En tant que politique officielle de l’État, Israël a encouragé les résidents juifs à avoir des enfants dans le but de maintenir une majorité juive et, plus récemment, de contrer les taux de fécondité plus élevés des Palestiniens dans les territoires occupés. Après la guerre de 1967, au cours de laquelle Israël conquit Jérusalem-Est, la Cisjordanie, Gaza et les hauteurs du Golan, faisant passer à un million de Palestiniens de plus le régime israélien, le centre démographique israélien fut créé pour accroître le taux de natalité juif, mission que le gouvernement qualifia d’essentielle à la survie du peuple juif. 1,7 million de citoyens arabes vivant à l’intérieur des frontières israéliennes ont également droit à des traitements de fertilité payés par l’État. Il n’existe aucune statistique sur leur représentation en tant que patients FIV, bien qu’il existe au moins un cas connu de couple arabo-israélien subissant une FIV à titre posthume.
Plusieurs cas de reproduction posthume ont été enregistrés au milieu des années 90. Des époux et des membres de leur famille liés génétiquement avaient déposé des demandes, mais la question a été placée sous le feu des projecteurs à cause d’un des problèmes les plus délicats de la société israélienne: la mort d’un jeune soldat. Le 20 août 2002, au cours de la deuxième Intifada, le sergent d’état-major. Keivan Cohen a été abattu par un sniper palestinien lors d’une opération militaire dans la bande de Gaza. Sa mère, Rachel, a contacté Rosenblum et s’est lancée dans une bataille de dix ans pour utiliser le sperme de son fils afin d’imprégner une femme de son choix.
« Que les parents n’aient pas le choix sur la conscription obligatoire, qu’ils sacrifient leurs enfants à l’État, soulève cette idée très israélienne selon laquelle l’État leur doit », a déclaré Vardit Ravitsky, professeur agrégé de bioéthique à la Université de Montréal.
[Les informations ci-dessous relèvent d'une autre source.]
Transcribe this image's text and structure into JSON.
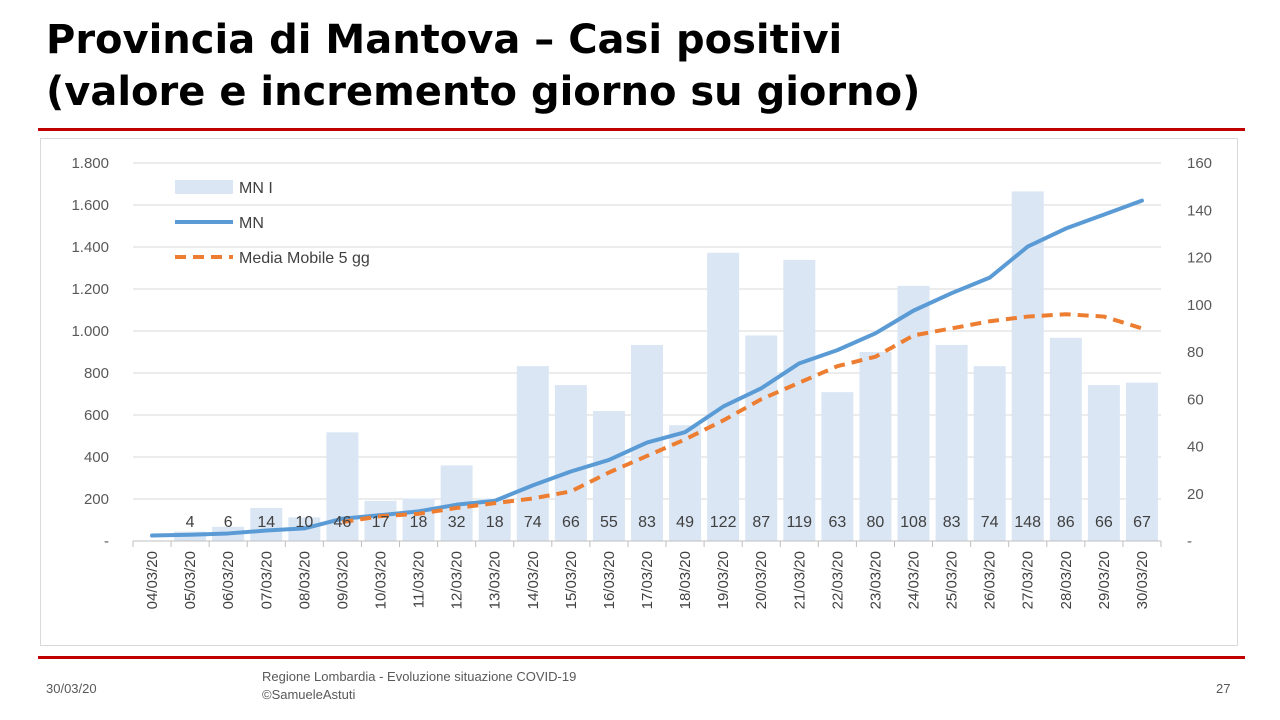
{
  "slide": {
    "title_line1": "Provincia di Mantova – Casi positivi",
    "title_line2": "(valore e incremento giorno su giorno)",
    "footer_date": "30/03/20",
    "footer_source_line1": "Regione Lombardia - Evoluzione situazione COVID-19",
    "footer_source_line2": "©SamueleAstuti",
    "page_number": "27"
  },
  "colors": {
    "rule": "#c00000",
    "bars": "#dae6f4",
    "line": "#5b9bd5",
    "moving_avg": "#ed7d31",
    "grid": "#d9d9d9"
  },
  "chart_data": {
    "type": "bar",
    "categories": [
      "04/03/20",
      "05/03/20",
      "06/03/20",
      "07/03/20",
      "08/03/20",
      "09/03/20",
      "10/03/20",
      "11/03/20",
      "12/03/20",
      "13/03/20",
      "14/03/20",
      "15/03/20",
      "16/03/20",
      "17/03/20",
      "18/03/20",
      "19/03/20",
      "20/03/20",
      "21/03/20",
      "22/03/20",
      "23/03/20",
      "24/03/20",
      "25/03/20",
      "26/03/20",
      "27/03/20",
      "28/03/20",
      "29/03/20",
      "30/03/20"
    ],
    "left_axis": {
      "ylim": [
        0,
        1800
      ],
      "ticks": [
        0,
        200,
        400,
        600,
        800,
        1000,
        1200,
        1400,
        1600,
        1800
      ],
      "tick_labels": [
        "-",
        "200",
        "400",
        "600",
        "800",
        "1.000",
        "1.200",
        "1.400",
        "1.600",
        "1.800"
      ]
    },
    "right_axis": {
      "ylim": [
        0,
        160
      ],
      "ticks": [
        0,
        20,
        40,
        60,
        80,
        100,
        120,
        140,
        160
      ],
      "tick_labels": [
        "-",
        "20",
        "40",
        "60",
        "80",
        "100",
        "120",
        "140",
        "160"
      ]
    },
    "grid": true,
    "legend_position": "top-left",
    "series": [
      {
        "name": "MN I",
        "kind": "bar",
        "axis": "right",
        "values": [
          null,
          4,
          6,
          14,
          10,
          46,
          17,
          18,
          32,
          18,
          74,
          66,
          55,
          83,
          49,
          122,
          87,
          119,
          63,
          80,
          108,
          83,
          74,
          148,
          86,
          66,
          67
        ],
        "data_labels": [
          "",
          "4",
          "6",
          "14",
          "10",
          "46",
          "17",
          "18",
          "32",
          "18",
          "74",
          "66",
          "55",
          "83",
          "49",
          "122",
          "87",
          "119",
          "63",
          "80",
          "108",
          "83",
          "74",
          "148",
          "86",
          "66",
          "67"
        ]
      },
      {
        "name": "MN",
        "kind": "line",
        "axis": "left",
        "values": [
          26,
          30,
          36,
          50,
          60,
          106,
          123,
          141,
          173,
          191,
          265,
          331,
          386,
          469,
          518,
          640,
          727,
          846,
          909,
          989,
          1097,
          1180,
          1254,
          1402,
          1488,
          1554,
          1621
        ]
      },
      {
        "name": "Media Mobile 5 gg",
        "kind": "dashed-line",
        "axis": "right",
        "values": [
          null,
          null,
          null,
          null,
          null,
          8,
          10.5,
          11.5,
          14,
          16,
          18,
          21,
          29,
          36,
          43,
          51,
          60,
          67,
          74,
          78,
          87,
          90,
          93,
          95,
          96,
          95,
          90
        ]
      }
    ]
  }
}
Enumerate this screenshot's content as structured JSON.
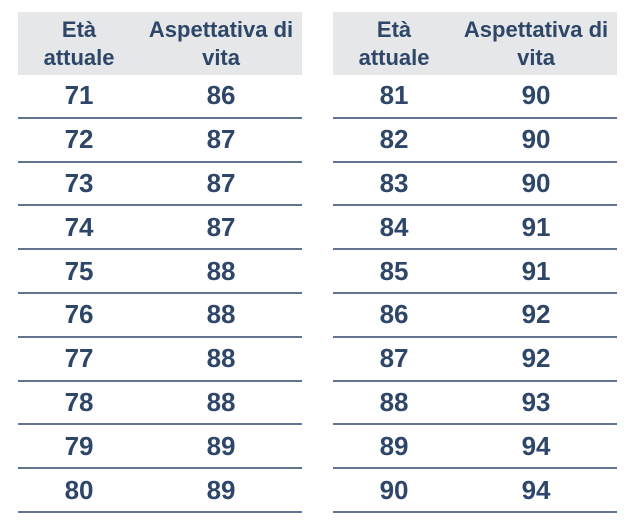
{
  "colors": {
    "background": "#ffffff",
    "header_bg": "#e6e7e9",
    "text": "#2e4668",
    "row_line": "#62748f"
  },
  "tables": [
    {
      "name": "left",
      "columns": [
        "Età attuale",
        "Aspettativa di vita"
      ],
      "rows": [
        [
          71,
          86
        ],
        [
          72,
          87
        ],
        [
          73,
          87
        ],
        [
          74,
          87
        ],
        [
          75,
          88
        ],
        [
          76,
          88
        ],
        [
          77,
          88
        ],
        [
          78,
          88
        ],
        [
          79,
          89
        ],
        [
          80,
          89
        ]
      ]
    },
    {
      "name": "right",
      "columns": [
        "Età attuale",
        "Aspettativa di vita"
      ],
      "rows": [
        [
          81,
          90
        ],
        [
          82,
          90
        ],
        [
          83,
          90
        ],
        [
          84,
          91
        ],
        [
          85,
          91
        ],
        [
          86,
          92
        ],
        [
          87,
          92
        ],
        [
          88,
          93
        ],
        [
          89,
          94
        ],
        [
          90,
          94
        ]
      ]
    }
  ],
  "chart_data": [
    {
      "type": "table",
      "title": "",
      "columns": [
        "Età attuale",
        "Aspettativa di vita"
      ],
      "rows": [
        [
          71,
          86
        ],
        [
          72,
          87
        ],
        [
          73,
          87
        ],
        [
          74,
          87
        ],
        [
          75,
          88
        ],
        [
          76,
          88
        ],
        [
          77,
          88
        ],
        [
          78,
          88
        ],
        [
          79,
          89
        ],
        [
          80,
          89
        ]
      ]
    },
    {
      "type": "table",
      "title": "",
      "columns": [
        "Età attuale",
        "Aspettativa di vita"
      ],
      "rows": [
        [
          81,
          90
        ],
        [
          82,
          90
        ],
        [
          83,
          90
        ],
        [
          84,
          91
        ],
        [
          85,
          91
        ],
        [
          86,
          92
        ],
        [
          87,
          92
        ],
        [
          88,
          93
        ],
        [
          89,
          94
        ],
        [
          90,
          94
        ]
      ]
    }
  ]
}
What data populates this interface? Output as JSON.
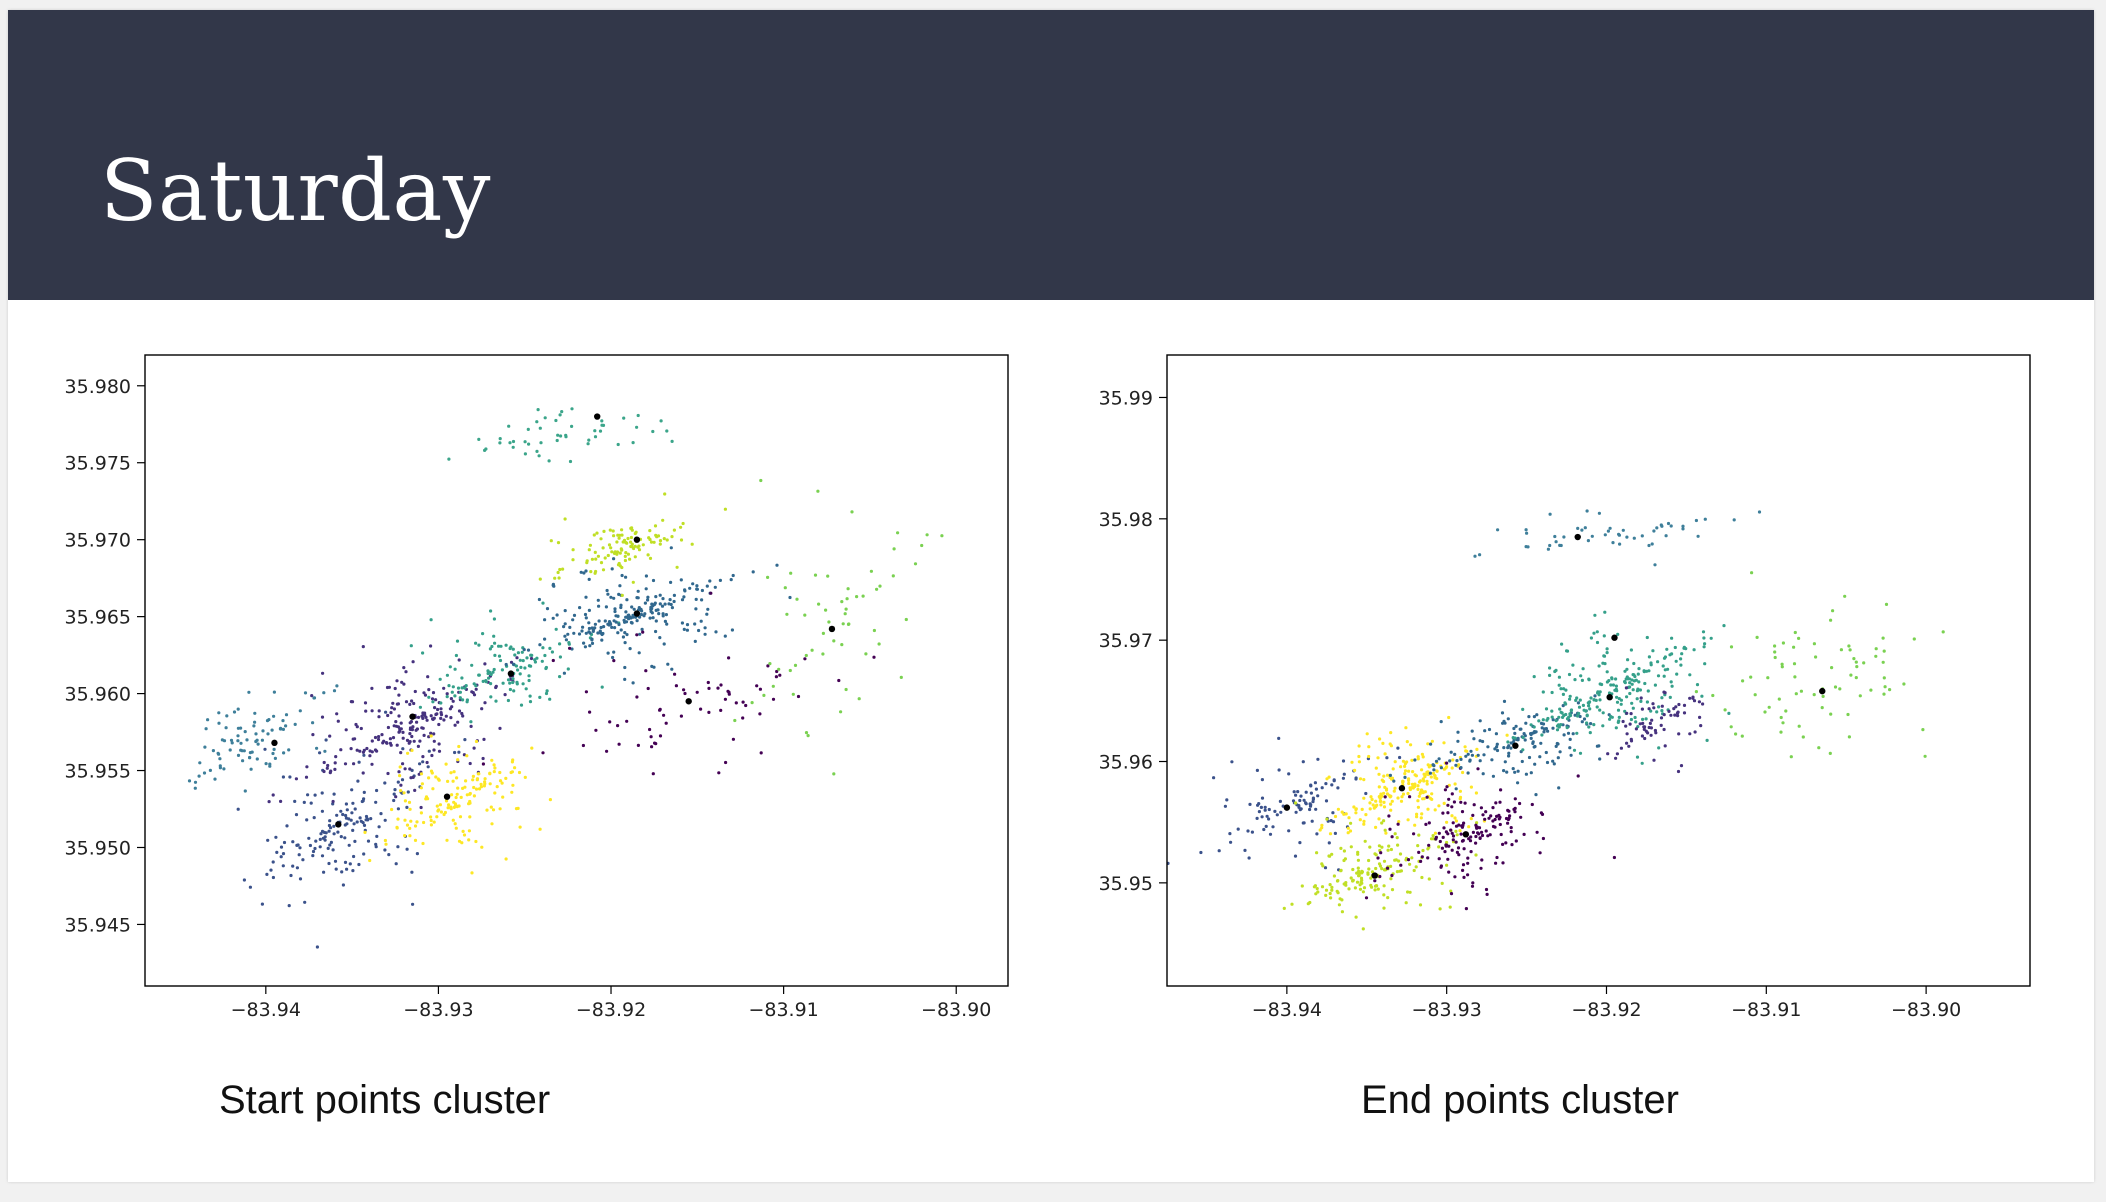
{
  "slide": {
    "title": "Saturday",
    "caption_left": "Start points cluster",
    "caption_right": "End points cluster",
    "colors": {
      "header": "#323749",
      "background": "#ffffff"
    }
  },
  "chart_data": [
    {
      "type": "scatter",
      "title": "",
      "xlabel": "",
      "ylabel": "",
      "xlim": [
        -83.947,
        -83.897
      ],
      "ylim": [
        35.941,
        35.982
      ],
      "grid": false,
      "x_ticks": [
        -83.94,
        -83.93,
        -83.92,
        -83.91,
        -83.9
      ],
      "x_tick_labels": [
        "−83.94",
        "−83.93",
        "−83.92",
        "−83.91",
        "−83.90"
      ],
      "y_ticks": [
        35.945,
        35.95,
        35.955,
        35.96,
        35.965,
        35.97,
        35.975,
        35.98
      ],
      "y_tick_labels": [
        "35.945",
        "35.950",
        "35.955",
        "35.960",
        "35.965",
        "35.970",
        "35.975",
        "35.980"
      ],
      "clusters": [
        {
          "color": "#3b528b",
          "center": [
            -83.9355,
            35.9515
          ],
          "spread": [
            0.0035,
            0.0035
          ],
          "count": 170
        },
        {
          "color": "#46327e",
          "center": [
            -83.9315,
            35.958
          ],
          "spread": [
            0.0035,
            0.003
          ],
          "count": 230
        },
        {
          "color": "#fde725",
          "center": [
            -83.929,
            35.953
          ],
          "spread": [
            0.0025,
            0.0025
          ],
          "count": 160
        },
        {
          "color": "#3e7f9a",
          "center": [
            -83.9405,
            35.957
          ],
          "spread": [
            0.0025,
            0.0025
          ],
          "count": 90
        },
        {
          "color": "#35a08a",
          "center": [
            -83.926,
            35.9615
          ],
          "spread": [
            0.003,
            0.0022
          ],
          "count": 130
        },
        {
          "color": "#31688e",
          "center": [
            -83.919,
            35.965
          ],
          "spread": [
            0.0035,
            0.0022
          ],
          "count": 230
        },
        {
          "color": "#c0df25",
          "center": [
            -83.919,
            35.9695
          ],
          "spread": [
            0.0025,
            0.0015
          ],
          "count": 110
        },
        {
          "color": "#440154",
          "center": [
            -83.9155,
            35.959
          ],
          "spread": [
            0.005,
            0.003
          ],
          "count": 70
        },
        {
          "color": "#7ad151",
          "center": [
            -83.9075,
            35.964
          ],
          "spread": [
            0.004,
            0.006
          ],
          "count": 60
        },
        {
          "color": "#3ba58a",
          "center": [
            -83.9225,
            35.977
          ],
          "spread": [
            0.004,
            0.0015
          ],
          "count": 50
        }
      ],
      "centroids": [
        [
          -83.9395,
          35.9568
        ],
        [
          -83.9315,
          35.9585
        ],
        [
          -83.9295,
          35.9533
        ],
        [
          -83.9258,
          35.9613
        ],
        [
          -83.9185,
          35.9652
        ],
        [
          -83.9185,
          35.97
        ],
        [
          -83.9155,
          35.9595
        ],
        [
          -83.9072,
          35.9642
        ],
        [
          -83.9208,
          35.978
        ],
        [
          -83.9358,
          35.9515
        ]
      ]
    },
    {
      "type": "scatter",
      "title": "",
      "xlabel": "",
      "ylabel": "",
      "xlim": [
        -83.9475,
        -83.8935
      ],
      "ylim": [
        35.9415,
        35.9935
      ],
      "grid": false,
      "x_ticks": [
        -83.94,
        -83.93,
        -83.92,
        -83.91,
        -83.9
      ],
      "x_tick_labels": [
        "−83.94",
        "−83.93",
        "−83.92",
        "−83.91",
        "−83.90"
      ],
      "y_ticks": [
        35.95,
        35.96,
        35.97,
        35.98,
        35.99
      ],
      "y_tick_labels": [
        "35.95",
        "35.96",
        "35.97",
        "35.98",
        "35.99"
      ],
      "clusters": [
        {
          "color": "#3b528b",
          "center": [
            -83.9395,
            35.9565
          ],
          "spread": [
            0.003,
            0.003
          ],
          "count": 110
        },
        {
          "color": "#fde725",
          "center": [
            -83.9325,
            35.958
          ],
          "spread": [
            0.003,
            0.003
          ],
          "count": 220
        },
        {
          "color": "#c0df25",
          "center": [
            -83.9345,
            35.951
          ],
          "spread": [
            0.003,
            0.0025
          ],
          "count": 170
        },
        {
          "color": "#440154",
          "center": [
            -83.9285,
            35.954
          ],
          "spread": [
            0.003,
            0.003
          ],
          "count": 170
        },
        {
          "color": "#31688e",
          "center": [
            -83.926,
            35.9615
          ],
          "spread": [
            0.004,
            0.0025
          ],
          "count": 160
        },
        {
          "color": "#35a08a",
          "center": [
            -83.9195,
            35.966
          ],
          "spread": [
            0.0035,
            0.0035
          ],
          "count": 250
        },
        {
          "color": "#46327e",
          "center": [
            -83.917,
            35.963
          ],
          "spread": [
            0.002,
            0.0025
          ],
          "count": 70
        },
        {
          "color": "#3e7f9a",
          "center": [
            -83.92,
            35.9785
          ],
          "spread": [
            0.0045,
            0.0015
          ],
          "count": 50
        },
        {
          "color": "#7ad151",
          "center": [
            -83.907,
            35.966
          ],
          "spread": [
            0.0045,
            0.0045
          ],
          "count": 80
        }
      ],
      "centroids": [
        [
          -83.94,
          35.9562
        ],
        [
          -83.9328,
          35.9578
        ],
        [
          -83.9345,
          35.9506
        ],
        [
          -83.9288,
          35.954
        ],
        [
          -83.9257,
          35.9613
        ],
        [
          -83.9198,
          35.9653
        ],
        [
          -83.9195,
          35.9702
        ],
        [
          -83.9218,
          35.9785
        ],
        [
          -83.9065,
          35.9658
        ]
      ]
    }
  ]
}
En raison des traumatismes composés qui prévalent dans le récit national israélien, les arguments concernant la reproduction posthume ont toujours été de « pécher par excès de vie », a-t-elle déclaré.
En 2007, les tribunaux ont déterminé que Keivan Cohen avait effectivement voulu des enfants, même s’il n’avait pas laissé son testament par écrit et ne connaissait pas la femme que ses parents choisiraient d’élever son enfant. En novembre 2013, une petite fille est née d’une mère célibataire onze ans après le décès de son père et l’enfant a été désigné héritier légal. La décision a ouvert la voie à d’autres affaires capitales. En 2009, un tribunal des relations familiales d’Haïfa a approuvé le testament biologique verbal d’Idan Snir, décédé des suites d’un cancer à 22 ans. En 2011, le tribunal a également reconnu le testament biologique écrit de Baruch Pozniansky, père de trois ans maintenant.
Comment on récupère ?
Contrairement aux longues procédures légales, la récupération posthume de spermatozoïdes est étonnamment simple. Les spermatozoïdes restent viables 24 à 36 heures après le décès et, dans de rares cas, soulignent les médecins, peuvent rester actifs jusqu’à 72 heures. Pour les patients maintenus artificiellement en vie, les médecins peuvent utiliser un choc électrique pour stimuler l’éjaculation. Dans d’autres cas, les médecins peuvent insérer une aiguille dans les testicules ou effectuer une biopsie pour récupérer le sperme. Ils peuvent également retirer l’ensemble des testicules, puis le sperme, ou tout congeler pour une extraction ultérieure.
Dans tous les scénarios possibles, « le problème de la production de sperme n’est pas la technologie, ce qui est facile, mais plutôt les problèmes sociaux, éthiques et juridiques plus émotionnels », a déclaré Igal Madjar, alors directeur du centre de fertilité pour hommes de l’hôpital Tel Hashomer.